Il semble bien sûr évident au spectateur que ces trois femmes qu'on nous présente dans la seconde partie n'ont de normal que l'apparence. Elles ont l'habitude de se retirer dans les bois pour pratiquer quelques rituels occultes tandis qu'ailleurs, durant la nuit, elles se mettent à parler à une mystérieuse personne tapie dans l'obscurité (on pense d'ailleurs par moments à un possible précurseur des fameuses trois mères du triptyque de Dario Argento, d'autant que chacune des sorcières ici présentes a son propre lieu saint comme ses propres forces maléfiques). L'ambiance dans la seconde partie, celle de l'enjôlement, tient bien souvent du paradoxe : d'un côté Tonino Cervi tente d'instiller une ambiance inquiétante ; de l'autre, il essaie de s'inscrire dans une vague arty alors très en vogue. Autant dire que si le second penchant peut se révéler flatteur pour l'oeil, il finit par museler le principal au profit des modes. Dès lors, à l'instar d'un Interrabang dans lequel on trouvait déjà la bien jolie Haydée Politoff, Les sorcières du lac ressemble d'avantage à une promenade un brin planante qu'à un thriller en bonne et due forme. On oublierait même les enjeux tant le film se voit soudain limité par son petit jeu à base de machinations toutes féminines, le tout dans un environnement de confort, avec son lot (petit le lot) de scènes sensuelles et érotiques. Finalement, l'intérieur cozy ne parvient pas à contraster convenablement avec un extérieur, à la base, source de toutes les inquiétudes. C'est doucement que l'ennui pointe.

 

 

Tonino Cervi n'étant pas totalement manchot, il se rattrape avec son final qui, disons-le (avec ou sans jeu de mots), reprend du poil de la bête. Grâce soit pour cela rendue également à Gianni Santuccio (Enquête sur un citoyen au-dessus de tout soupçon) qui reprend à son compte, avec une belle autorité, tous les enjeux du film et celui-ci avec.
On n'en dénigrera pas pour autant les très sympathiques prestations d'Evelyn Stewart (qui, après avoir creusé des tombes dans l'Ouest, est prête à se faire dessouder dans quelques gialli à venir) ou de Silvia Monti (qui sortait d'un fastidieux Disons un soir à dîner pour enchaîner sur Le venin de la peur puis Journée noire pour un bélier, ni celle encore de Ray Lovelock, ici parfait en jeune hippie idéaliste et naïf, fort de son assurance et de sa belle insouciance, mais toutefois prêt à s'en prendre plein la gueule sans avoir rien demandé. Rajoutons à cela une belle photographie signée Sergio D'Offizi, qui officiera peu après sur deux Fulci (La longue nuit de l'exorcisme et Obsédé malgré lui) ainsi qu'une musique d'Angelo Francesco Lavagnino (Béatrice Cenci) à la fois discrète et en harmonie.

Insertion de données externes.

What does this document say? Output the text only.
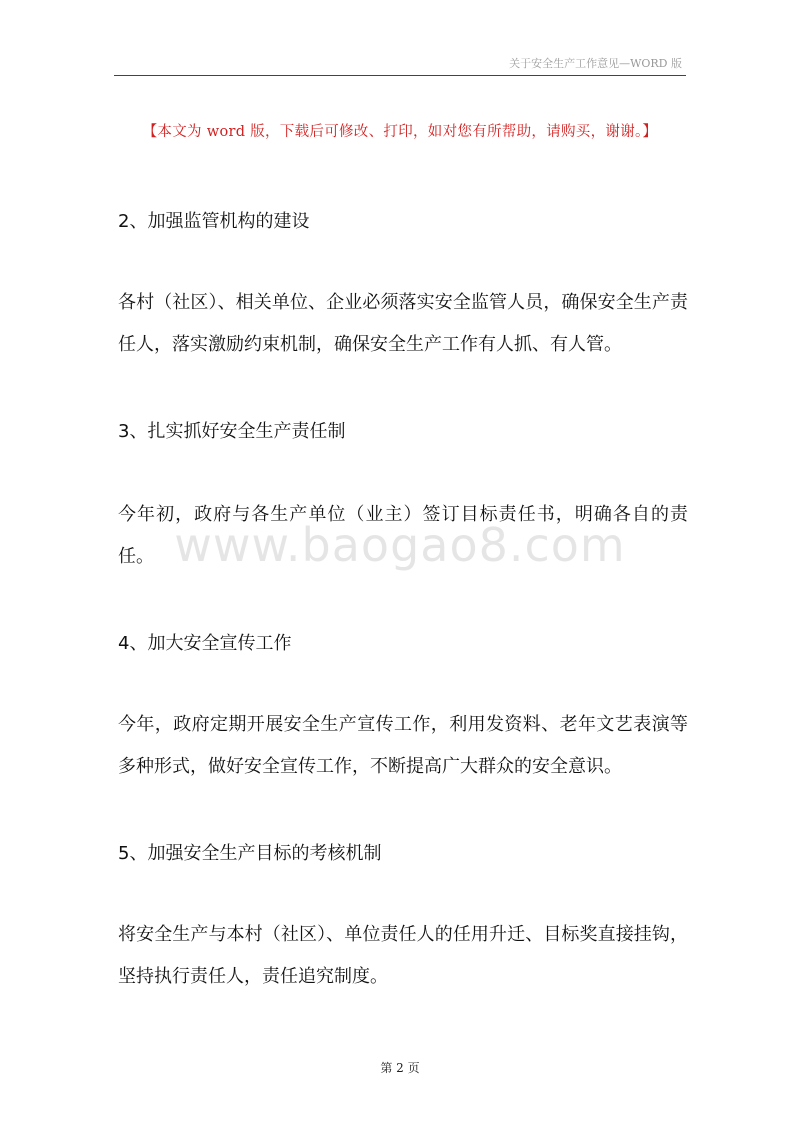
关于安全生产工作意见—WORD 版
【本文为 word 版，下载后可修改、打印，如对您有所帮助，请购买，谢谢。】
2、加强监管机构的建设
各村（社区）、相关单位、企业必须落实安全监管人员，确保安全生产责任人，落实激励约束机制，确保安全生产工作有人抓、有人管。
3、扎实抓好安全生产责任制
今年初，政府与各生产单位（业主）签订目标责任书，明确各自的责任。
4、加大安全宣传工作
今年，政府定期开展安全生产宣传工作，利用发资料、老年文艺表演等多种形式，做好安全宣传工作，不断提高广大群众的安全意识。
5、加强安全生产目标的考核机制
将安全生产与本村（社区）、单位责任人的任用升迁、目标奖直接挂钩，坚持执行责任人，责任追究制度。
www.baogao8.com
第 2 页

Pour conclure, bien qu'inégal, Queens of Evil est un film qui se visite un brin crédule, et qui se regarde avec une certaine complaisance. A son crédit, il tente un mélange risqué de genres que, sur un autre ton, n'aurait pas forcément renié un Jacques Demy adaptant par exemple en un seul film "Blanche-neige" et "Hansel et Gretel". Malheureusement, dans sa volonté de mettre à mal un esprit contestataire propre à cette époque, puis à pratiquer un féminisme hasardeux, s'il fait parfois preuve de malice, d'ironie et d'humour jaune et noir, il manque tout compte fait de cruauté pour être complètement réussi. Mais à défaut d'être parfait, voilà une incursion intéressante dans une horreur atmosphérique transalpine se situant à la croisée de plusieurs genres.